Facebook Suicide in Taiwan: Why Did No One Intervene?
A 31-year-old woman in Taiwan broadcast her suicide using the social site Facebook. Her death is only the latest of deaths foretold or broadcast through social media, which raises the question: why did no one intervene?
Facebook has been the site for many people to leave final messages for friends and family before killing themselves. In January, Cynthia Lee left a suicide note on her Facebook page, writing, "I can't handle this…anymore. Mom here I come."
She then took her own life.
Now, in this new case, Claire Lin used the site to describe her death. When she began posting pictures of how she was taking her life, through fumes, people wrote messages trying to convince her to reconsider.
"Be calm, open the window, put out the charcoal fire, please, I beg you," Chung Hsin wrote.
Unfortunately no one thought to call the police and instead kept track of Lin's final moments on the site.
"The fumes are suffocating," Lin wrote. "They fill my eyes with tears. Don't write me anymore. Too late. My room is filled with fumes. I just posted another picture. Even while I'm dying, I still want Facebook. Must be Facebook poison. Haha (sic)."
Then Lin succumbed to the fumes. Authorities later found her dead in her home, and now many are asking why no one thought to call for help. Facebook has posted the following advice with regards to suicidal comments on its pages.
"If you have encountered a direct threat of suicide on Facebook, please immediately contact law enforcement or a suicide hotline."
Just last year, Facebook took action and launched an instant-messaging system that allows suicidal users to connect with a trained counselor.
"One of the big goals here is to get the person in distress into the right help as soon as possible," Fred Wolens, Facebook's public policy manager, told the Associated Press.
Wolens also noted that it was crucial for friends and users to pay attention to one another's status updates (the means of communicating on Facebook).
"The only people who will have a really good idea of what's going on is your friends, so we're encouraging them to speak up and giving them an easy and quick way to get help," suggested the site.

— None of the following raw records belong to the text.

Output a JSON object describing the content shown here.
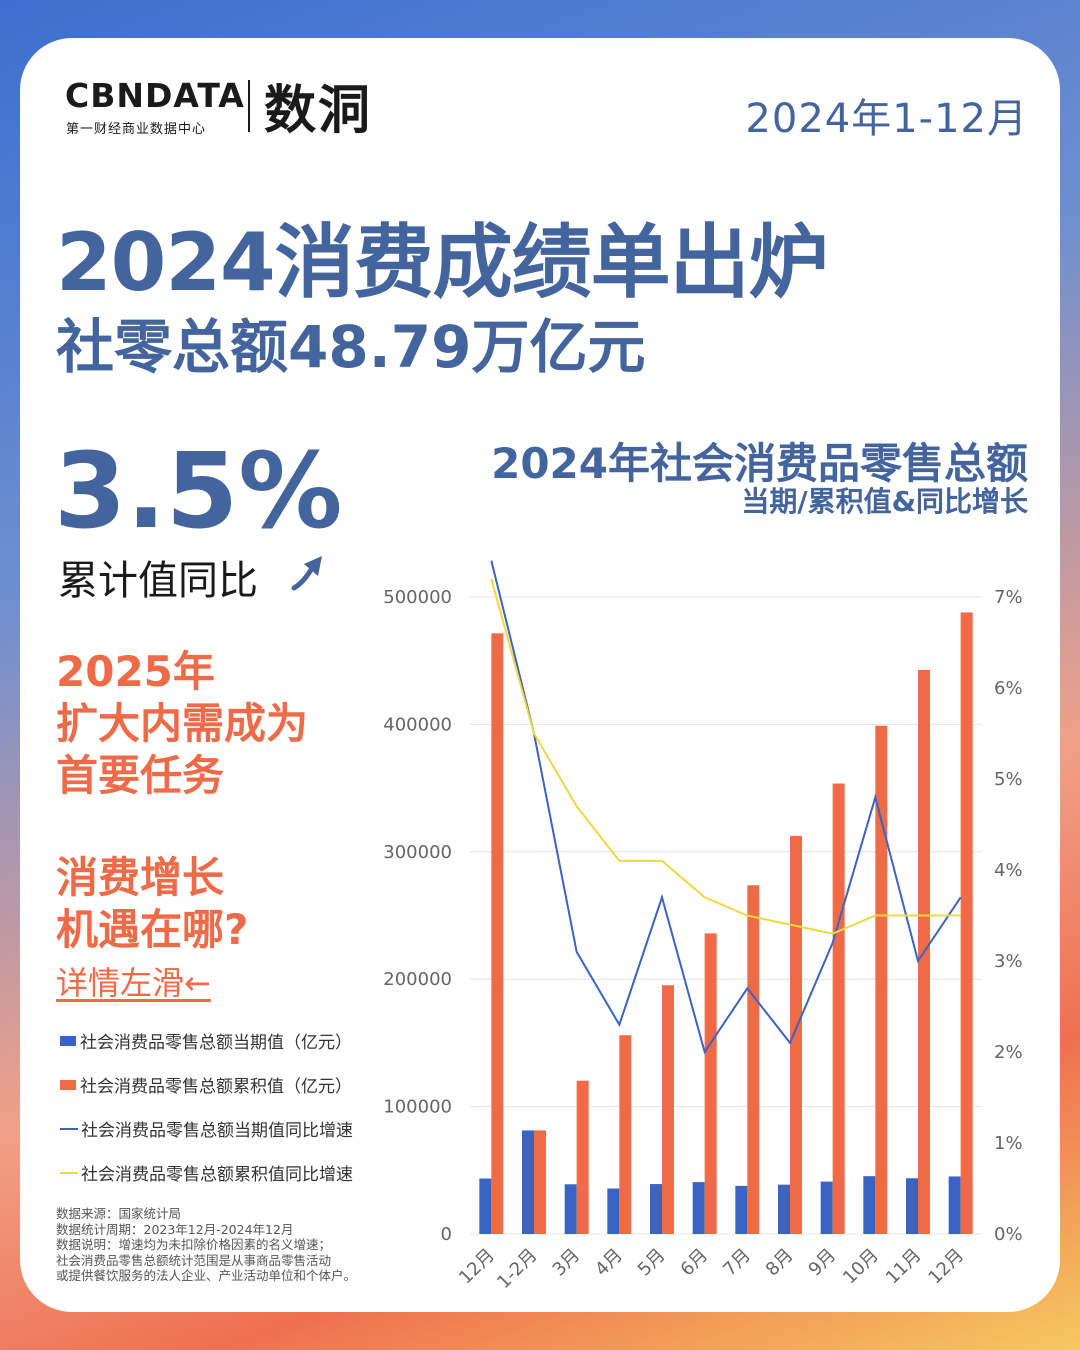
{
  "brand": {
    "logo_en": "CBNDATA",
    "logo_en_sub": "第一财经商业数据中心",
    "logo_cn": "数洞"
  },
  "period": "2024年1-12月",
  "headline": "2024消费成绩单出炉",
  "subheadline": "社零总额48.79万亿元",
  "highlight": {
    "value": "3.5%",
    "label": "累计值同比"
  },
  "section_2025": [
    "2025年",
    "扩大内需成为",
    "首要任务"
  ],
  "section_growth": [
    "消费增长",
    "机遇在哪?"
  ],
  "swipe_hint": "详情左滑←",
  "legend": [
    {
      "label": "社会消费品零售总额当期值（亿元）",
      "kind": "bar",
      "color": "#3a63c4"
    },
    {
      "label": "社会消费品零售总额累积值（亿元）",
      "kind": "bar",
      "color": "#ef6a46"
    },
    {
      "label": "社会消费品零售总额当期值同比增速",
      "kind": "line",
      "color": "#3a63c4"
    },
    {
      "label": "社会消费品零售总额累积值同比增速",
      "kind": "line",
      "color": "#f2d840"
    }
  ],
  "notes": [
    "数据来源：国家统计局",
    "数据统计周期：2023年12月-2024年12月",
    "数据说明：增速均为未扣除价格因素的名义增速；",
    "社会消费品零售总额统计范围是从事商品零售活动",
    "或提供餐饮服务的法人企业、产业活动单位和个体户。"
  ],
  "chart_data": {
    "type": "bar",
    "title": "2024年社会消费品零售总额",
    "subtitle": "当期/累积值&同比增长",
    "categories": [
      "12月",
      "1-2月",
      "3月",
      "4月",
      "5月",
      "6月",
      "7月",
      "8月",
      "9月",
      "10月",
      "11月",
      "12月"
    ],
    "series": [
      {
        "name": "社会消费品零售总额当期值（亿元）",
        "type": "bar",
        "axis": "left",
        "color": "#3a63c4",
        "values": [
          43550,
          81307,
          39020,
          35699,
          39211,
          40732,
          37757,
          38726,
          41112,
          45396,
          43763,
          45172
        ]
      },
      {
        "name": "社会消费品零售总额累积值（亿元）",
        "type": "bar",
        "axis": "left",
        "color": "#ef6a46",
        "values": [
          471495,
          81307,
          120327,
          156026,
          195237,
          235969,
          273726,
          312452,
          353564,
          398960,
          442723,
          487895
        ]
      },
      {
        "name": "社会消费品零售总额当期值同比增速",
        "type": "line",
        "axis": "right",
        "color": "#3a63c4",
        "values": [
          7.4,
          5.5,
          3.1,
          2.3,
          3.7,
          2.0,
          2.7,
          2.1,
          3.2,
          4.8,
          3.0,
          3.7
        ]
      },
      {
        "name": "社会消费品零售总额累积值同比增速",
        "type": "line",
        "axis": "right",
        "color": "#f2d840",
        "values": [
          7.2,
          5.5,
          4.7,
          4.1,
          4.1,
          3.7,
          3.5,
          3.4,
          3.3,
          3.5,
          3.5,
          3.5
        ]
      }
    ],
    "y_left": {
      "min": 0,
      "max": 500000,
      "ticks": [
        "0",
        "100000",
        "200000",
        "300000",
        "400000",
        "500000"
      ]
    },
    "y_right": {
      "min": 0,
      "max": 7,
      "ticks": [
        "0%",
        "1%",
        "2%",
        "3%",
        "4%",
        "5%",
        "6%",
        "7%"
      ]
    },
    "grid": true,
    "legend_position": "left"
  }
}
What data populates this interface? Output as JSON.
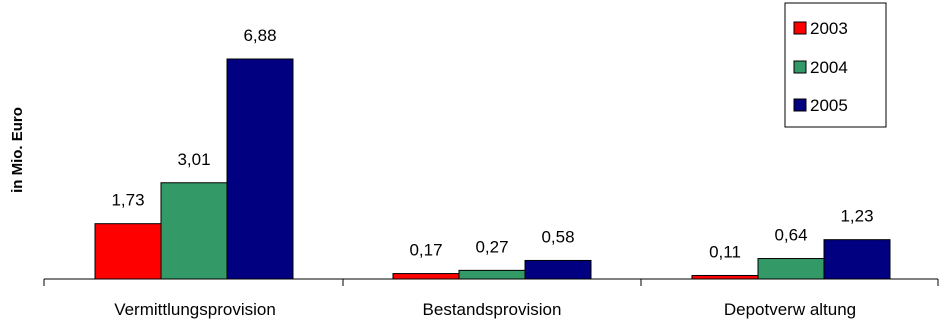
{
  "chart_data": {
    "type": "bar",
    "categories": [
      "Vermittlungsprovision",
      "Bestandsprovision",
      "Depotverw altung"
    ],
    "series": [
      {
        "name": "2003",
        "color": "#ff0000",
        "values": [
          1.73,
          0.17,
          0.11
        ],
        "labels": [
          "1,73",
          "0,17",
          "0,11"
        ]
      },
      {
        "name": "2004",
        "color": "#339966",
        "values": [
          3.01,
          0.27,
          0.64
        ],
        "labels": [
          "3,01",
          "0,27",
          "0,64"
        ]
      },
      {
        "name": "2005",
        "color": "#000080",
        "values": [
          6.88,
          0.58,
          1.23
        ],
        "labels": [
          "6,88",
          "0,58",
          "1,23"
        ]
      }
    ],
    "ylabel": "in Mio. Euro",
    "ylim": [
      0,
      6.88
    ],
    "grid": false,
    "legend_position": "top-right"
  }
}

Numerous studies have linked Facebook with an increased rate of depression and anxiety. These studies, performed by the Indian Association of Clinical Psychologists and the American Academy of Pediatrics, have led to the recommendation for Facebook users to maintain loving, physical relationships with family and friends. Lin used the media site to reach out for help instead of turning to trusted friends who may have been able to get her help.
But there is still a tendency for people to merely observe and watch in horror rather than react to the warning signs and posts.
"People may have doubts about what they see on the Internet because of its virtual nature and fail to take action on it," Chai Ben-rei, a sociologist at Taiwan's Feng Chia University, told the Associated Press.